If they weren’t feeling great anymore, then that meant America wasn’t great anymore. Trump evoked a nostalgia of a time when these segments perceived the US to be great, ie when it was overwhelmingly white, prosperous and had less immigrants. This could be any time before the 1970s. Yet, the fact is, till the 1960s, one-third of Americans lived in poverty and many of them were white.
Those who campaigned for Brexit in the United Kingdom weaved a nostalgic tale of Britain’s past glory as a colonial superpower. According to a 2016 article in the Financial Times, “Brexiters are nostalgics in search of a lost empire.” Indeed, there was a British empire. But its nostalgic glorification required Brexit enthusiasts to either whitewash all the savage bits of British colonial history, or worse, justify these as necessary methods for ‘civilising backward cultures.’
Anemoia in various Asian regions is about evoking nostalgia of a time that is even further back. For example, Hindu nationalists in India speak of Hinduism’s ‘golden age’ which apparently lasted for centuries before Muslim invasions of the region.

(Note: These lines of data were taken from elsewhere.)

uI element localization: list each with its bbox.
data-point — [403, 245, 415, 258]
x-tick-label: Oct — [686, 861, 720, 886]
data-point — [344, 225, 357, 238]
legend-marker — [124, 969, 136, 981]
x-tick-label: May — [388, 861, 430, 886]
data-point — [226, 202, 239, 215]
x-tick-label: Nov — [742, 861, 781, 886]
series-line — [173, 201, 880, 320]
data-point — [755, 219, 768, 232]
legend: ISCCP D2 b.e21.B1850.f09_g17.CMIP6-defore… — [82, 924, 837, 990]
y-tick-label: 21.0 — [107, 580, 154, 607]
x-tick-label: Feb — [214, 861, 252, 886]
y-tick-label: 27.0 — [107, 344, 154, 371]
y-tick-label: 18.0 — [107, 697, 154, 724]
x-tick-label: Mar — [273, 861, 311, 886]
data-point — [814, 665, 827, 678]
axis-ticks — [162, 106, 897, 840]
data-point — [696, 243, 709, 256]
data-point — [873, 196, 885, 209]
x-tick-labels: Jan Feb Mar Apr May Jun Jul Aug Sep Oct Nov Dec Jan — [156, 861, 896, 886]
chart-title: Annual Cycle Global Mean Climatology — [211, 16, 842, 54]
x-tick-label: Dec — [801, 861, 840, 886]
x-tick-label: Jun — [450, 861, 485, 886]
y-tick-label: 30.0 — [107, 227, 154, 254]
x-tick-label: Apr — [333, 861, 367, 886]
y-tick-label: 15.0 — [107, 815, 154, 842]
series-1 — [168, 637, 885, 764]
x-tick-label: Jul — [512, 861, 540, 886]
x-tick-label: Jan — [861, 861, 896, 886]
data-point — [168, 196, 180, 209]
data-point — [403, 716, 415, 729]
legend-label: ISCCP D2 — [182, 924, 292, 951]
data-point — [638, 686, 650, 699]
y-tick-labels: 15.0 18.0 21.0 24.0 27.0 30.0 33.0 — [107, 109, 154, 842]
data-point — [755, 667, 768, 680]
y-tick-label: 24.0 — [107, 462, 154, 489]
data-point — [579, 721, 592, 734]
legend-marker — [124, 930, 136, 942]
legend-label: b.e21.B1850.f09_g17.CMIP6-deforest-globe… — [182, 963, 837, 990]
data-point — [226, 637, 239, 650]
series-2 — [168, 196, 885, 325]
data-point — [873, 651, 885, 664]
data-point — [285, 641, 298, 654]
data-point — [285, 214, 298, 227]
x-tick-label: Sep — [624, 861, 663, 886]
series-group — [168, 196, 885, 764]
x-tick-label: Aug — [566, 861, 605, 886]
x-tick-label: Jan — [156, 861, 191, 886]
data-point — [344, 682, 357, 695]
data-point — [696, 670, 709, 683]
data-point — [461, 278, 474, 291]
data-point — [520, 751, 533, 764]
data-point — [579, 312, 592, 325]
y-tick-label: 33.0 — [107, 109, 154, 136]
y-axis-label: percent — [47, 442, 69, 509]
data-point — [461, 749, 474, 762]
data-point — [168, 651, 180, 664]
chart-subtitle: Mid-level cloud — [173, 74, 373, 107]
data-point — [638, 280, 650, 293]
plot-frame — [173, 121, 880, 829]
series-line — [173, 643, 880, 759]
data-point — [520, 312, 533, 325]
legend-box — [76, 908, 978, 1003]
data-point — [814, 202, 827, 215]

Hindu nationalists claim that, in ancient times, Hindu India already made stunning scientific and technological accomplishments, from advanced reproductive technologies to stem cell research, spacecraft and nuclear weapons.
Of course, there is absolutely no historical evidence of this. But India’s PM Narendra Modi believes the myth. He has become a popular mouthpiece of this fallacy, in which mythical Hindu deities actually existed in human form and ruled as super kings.
Regarding Recep Tayyip Erdogan’s Turkey, the political scientist M. Hakan Yavuz wrote that the populist Turkish ruler is seeking to remould Turkey in the form of an imagined, ahistorical conceptualisation of the former Ottoman Empire. One can see this imaginary past running wild in the historical fiction being produced in today’s Turkey in the shape of TV serials and films.
Most 20th century Muslim nationalists often spoke of a ‘golden age of Islam’ taking place between the 9th and 13th centuries. This was a period in which science, philosophy, the arts and statecraft flourished in Islamic empires. History does support this. But the term ‘golden age’ was coined in the 19th century by the Europeans. Mediaeval Muslim historians never used it.
However, Islamist ideologues pushed the period of the Islamic golden age further back to mean a period in the early/mid-7th century when Islam’s first four caliphs ruled. There is credible historical evidence of their emergence. But the details of the early caliphs’ regimes (from which the nostalgia of this period is formulated) are derived from post-8th century hearsay-traditions rather than from more objective historiographies.
Nostalgia can be of an ancient past or a more immediate one. In both cases, myths and traditions play a larger role than credible history. This is easier to accomplish when a past has no contemporary witnesses left and when propaganda and distorted histories are proliferated more than reliable histories.
Nostalgia of an immediate past, however, has contemporary witnesses. Therefore it relies more on an entirely uncritical audience with an extremely selective memory. This is the audience that PTI is trying to sustain, now that nostalgia for events further back, which the party once employed, seems to be eroding.